Histograms

Histograms

 

Histograms tell the Optimizer about the distribution of data within a column. By default (without a histogram), the Optimizer assumes a uniform distribution of rows across the distinct values in a column. Therefore, the Optimizer calculates the cardinality (number of rows returned) for an equality predicate by dividing the total number of rows in the table by the number of distinct values in the column used in the equality predicate.

If the data distribution in that column is not uniform (i.e., a data skew exists) then the cardinality estimate will be incorrect.
In order to accurately reflect a non-uniform data distribution, a histogram is required on the column. The presence of a histogram changes the formula used by the Optimizer to estimate the cardinality, and allows it to generate a more accurate execution plan.
A histogram sorts values into “buckets,” as you might sort coins into buckets.

The database has to scan the table and read the values in the column to build the histogram.
The real purpose of adding a histogram to table is, to give the more information to optimizer to come up with a better plan.
If no histograms are present, the CBO assumes an even distribution of data. Histograms tell the CBO when data  is not evenly distributed, and can help the CBO to estimate the number of rows returned from a table join (called “cardinality”).
Data skew: Skew is defined like uneven data distribution in column. Large variations in the number of duplicate values in a column.

For example, a California-based book store ships 95% of the books to California, 4% to Oregon, and 1% to Nevada. The book orders table has 300,000 rows. A table column stores the state to which orders are shipped. A user queries the number of books shipped to Oregon. Without a histogram, the optimizer assumes an even distribution of 300000/3 (Number of Distinct Vaues (NDV) is 3), estimating cardinality at 100,000 rows. With this estimate, the optimizer chooses a full table scan. With a histogram, the optimizer calculates that 4% of the books are shipped to Oregon, and chooses an index scan.

Type of Histograms
Based on the NDV and the distribution of the data, the database chooses the type of histogram to create. (In some cases, when creating a histogram, the database samples an internally predetermined number of rows.) The types of histograms are as follows:

The database view DBA_TAB_COL_STATISTICS or USER_TAB_COL_STATISTICS has a column called HISTOGRAM.

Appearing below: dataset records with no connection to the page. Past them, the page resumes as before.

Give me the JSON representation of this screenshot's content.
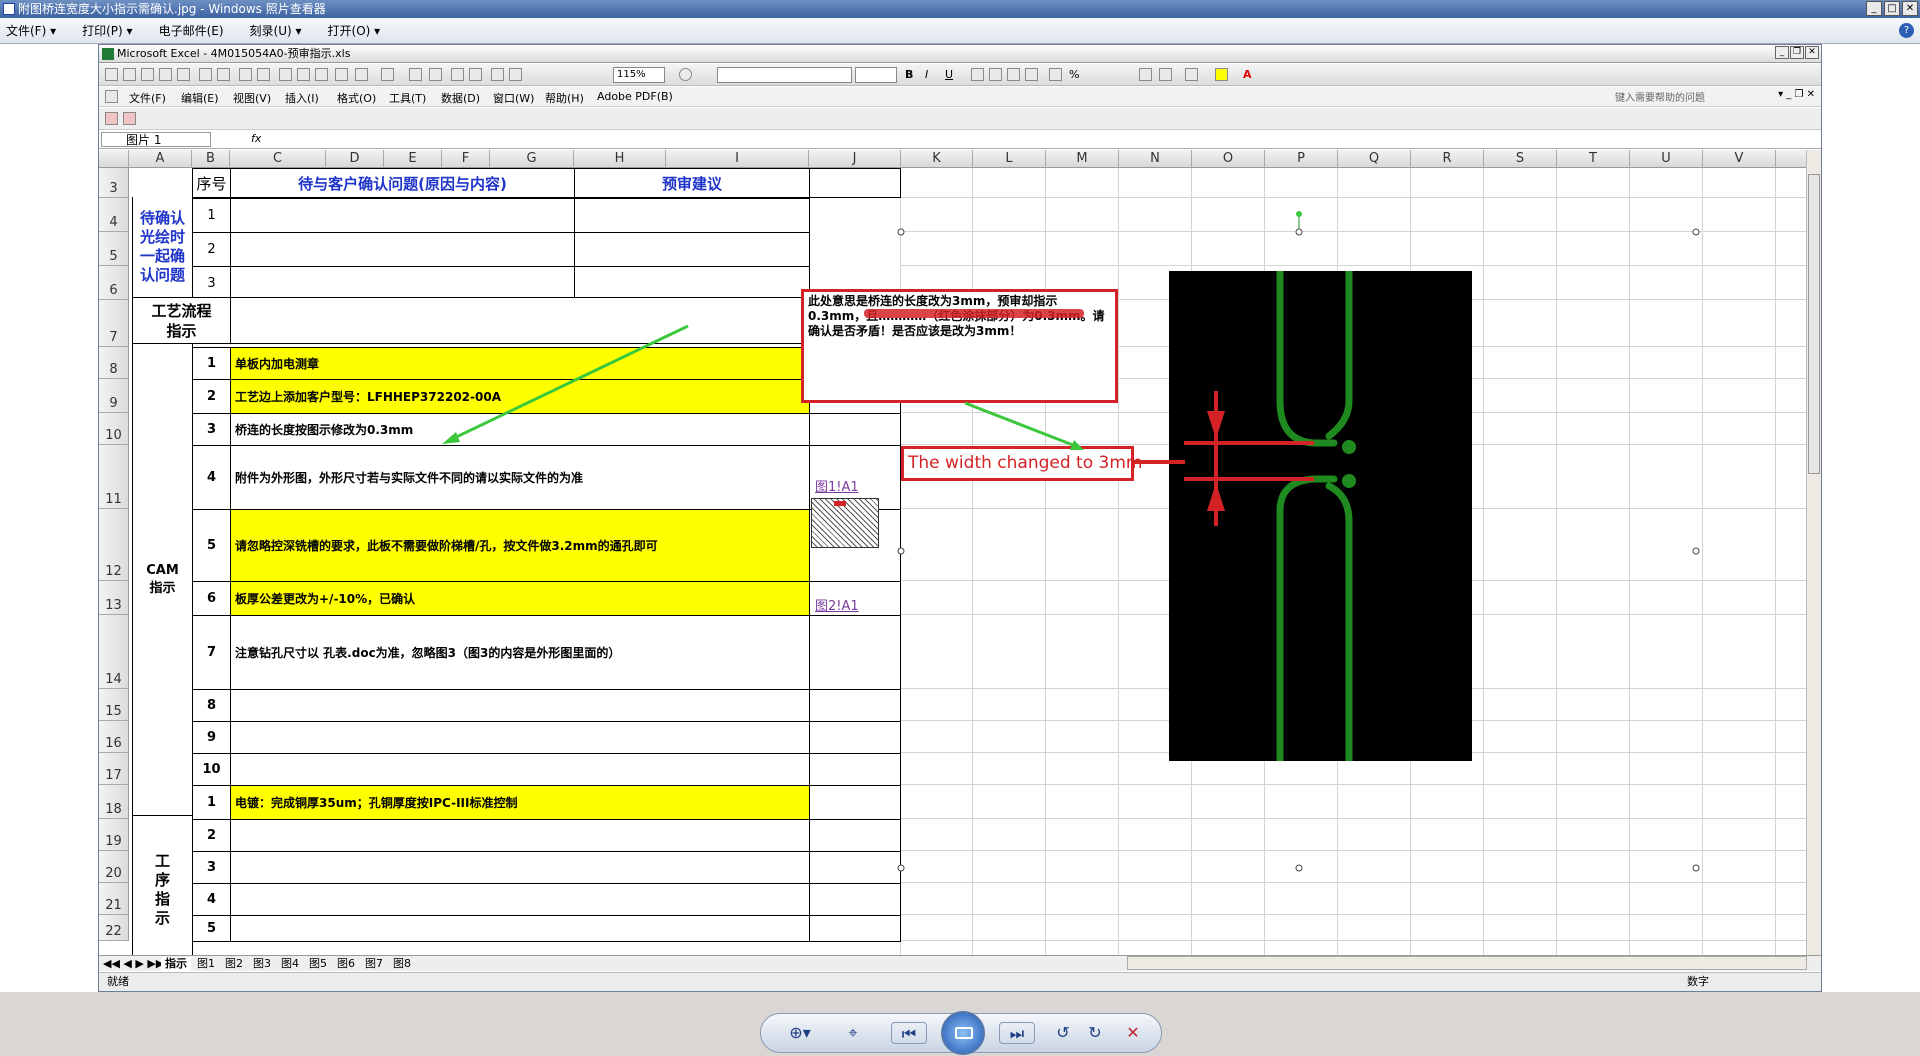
{
  "viewer": {
    "title": "附图桥连宽度大小指示需确认.jpg - Windows 照片查看器",
    "menu": [
      "文件(F) ▾",
      "打印(P) ▾",
      "电子邮件(E)",
      "刻录(U) ▾",
      "打开(O) ▾"
    ],
    "window_buttons": [
      "_",
      "□",
      "✕"
    ],
    "help": "?"
  },
  "excel": {
    "title": "Microsoft Excel - 4M015054A0-预审指示.xls",
    "zoom": "115%",
    "menu": [
      "文件(F)",
      "编辑(E)",
      "视图(V)",
      "插入(I)",
      "格式(O)",
      "工具(T)",
      "数据(D)",
      "窗口(W)",
      "帮助(H)",
      "Adobe PDF(B)"
    ],
    "ask_placeholder": "键入需要帮助的问题",
    "name_box": "图片 1",
    "fx": "fx",
    "columns": [
      "A",
      "B",
      "C",
      "D",
      "E",
      "F",
      "G",
      "H",
      "I",
      "J",
      "K",
      "L",
      "M",
      "N",
      "O",
      "P",
      "Q",
      "R",
      "S",
      "T",
      "U",
      "V"
    ],
    "rows": [
      "3",
      "4",
      "5",
      "6",
      "7",
      "8",
      "9",
      "10",
      "11",
      "12",
      "13",
      "14",
      "15",
      "16",
      "17",
      "18",
      "19",
      "20",
      "21",
      "22"
    ],
    "header": {
      "seq": "序号",
      "question": "待与客户确认问题(原因与内容)",
      "suggest": "预审建议"
    },
    "confirm_group": "待确认光绘时一起确认问题",
    "confirm_nums": [
      "1",
      "2",
      "3"
    ],
    "process_label": "工艺流程指示",
    "cam_label": "CAM指示",
    "cam_items": [
      {
        "num": "1",
        "text": "单板内加电测章"
      },
      {
        "num": "2",
        "text": "工艺边上添加客户型号：LFHHEP372202-00A"
      },
      {
        "num": "3",
        "text": "桥连的长度按图示修改为0.3mm"
      },
      {
        "num": "4",
        "text": "附件为外形图，外形尺寸若与实际文件不同的请以实际文件的为准"
      },
      {
        "num": "5",
        "text": "请忽略控深铣槽的要求，此板不需要做阶梯槽/孔，按文件做3.2mm的通孔即可"
      },
      {
        "num": "6",
        "text": "板厚公差更改为+/-10%，已确认"
      },
      {
        "num": "7",
        "text": "注意钻孔尺寸以 孔表.doc为准，忽略图3（图3的内容是外形图里面的）"
      },
      {
        "num": "8",
        "text": ""
      },
      {
        "num": "9",
        "text": ""
      },
      {
        "num": "10",
        "text": ""
      }
    ],
    "links": [
      "图1!A1",
      "图2!A1"
    ],
    "process_group": "工序指示",
    "process_items": [
      {
        "num": "1",
        "text": "电镀：完成铜厚35um；孔铜厚度按IPC-III标准控制"
      },
      {
        "num": "2",
        "text": ""
      },
      {
        "num": "3",
        "text": ""
      },
      {
        "num": "4",
        "text": ""
      },
      {
        "num": "5",
        "text": ""
      }
    ],
    "sheet_tabs": [
      "指示",
      "图1",
      "图2",
      "图3",
      "图4",
      "图5",
      "图6",
      "图7",
      "图8"
    ],
    "status_left": "就绪",
    "status_right": "数字"
  },
  "annotation": {
    "note_text": "此处意思是桥连的长度改为3mm，预审却指示0.3mm，且…………（红色涂抹部分）为0.3mm。请确认是否矛盾！是否应该是改为3mm！",
    "width_label": "The width changed to 3mm"
  },
  "colors": {
    "highlight": "#ffff00",
    "annotation_red": "#d32326",
    "arrow_green": "#3cc83c",
    "trace_green": "#1f8a1f",
    "header_blue": "#1f34c8"
  }
}
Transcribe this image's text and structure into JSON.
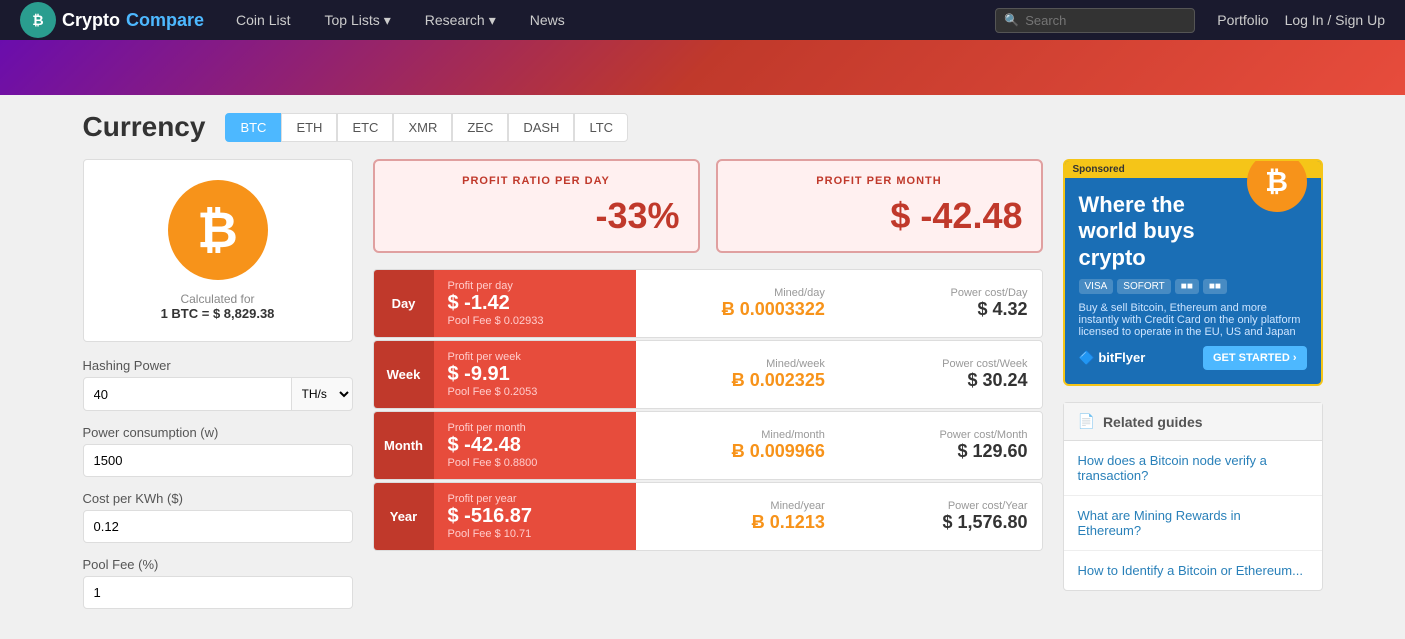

–    HEIGHT BALANCED – Height Based : Each bucket has same number of values, skewed values occupy more buckets
–    FREQUENCY – Value Based:  Each key has its own number of records
–   TOP FREQUENCY HISTOGRAMS
–   HYBRID HISTOGRAMS
–    NONE  – No histogram present for the column

Note: Frequency histograms are more precise than Height Balanced histograms.

Let’s create a quick test so we can see this better.
First I will create a table with 11,110 rows , with 4 different values: (1,2,3 y 4) .

create table t
as select case when (rownum between 1 and 10) then 1
               when (rownum between 11 and 110) then 2
               when (rownum between 111 and 1110) then 3
               when (rownum between 1111 and 11110) then 4
          end x
from dual
connect by rownum <= 11110;


select x,count(1)
from t
group by x;

    X   COUNT(1)
----- ----------
    1         10
    2        100
    3       1000
    4      10000

Then I’m going to collect statistics and check the table USER_TAB_COL_STATISTICS for statistics values over the X Column:

exec dbms_stats.gather_table_stats(ownname => user,tabname => 'T');
or
exec dbms_stats.gather_table_stats('TEST','T', METHOD_OPT=>'FOR ALL COLUMNS SIZE 1');

exec print_table('select * from user_tab_col_statistics where table_name = ''T''');
TABLE_NAME                    : T
COLUMN_NAME                   : X
NUM_DISTINCT                  : 4
LOW_VALUE                     : C102
HIGH_VALUE                    : C105
DENSITY                       : .25
NUM_NULLS                     : 0
NUM_BUCKETS                   : 1
LAST_ANALYZED                 : 02-dic-2009 15:28:59
SAMPLE_SIZE                   : 11110
GLOBAL_STATS                  : YES
USER_STATS                    : NO
AVG_COL_LEN                   : 3
HISTOGRAM                     : NONE

From these results, we can see that Oracle detected 4 different values, there are no nulls and the density is 0.25 (1/”different values”=1/4), there is only 1 bucket and there is no histograms (NONE).
Why no histograms? because I didn’t specify the “method_opt” parameters, hence, Oracle used the default (“for all columns size auto”).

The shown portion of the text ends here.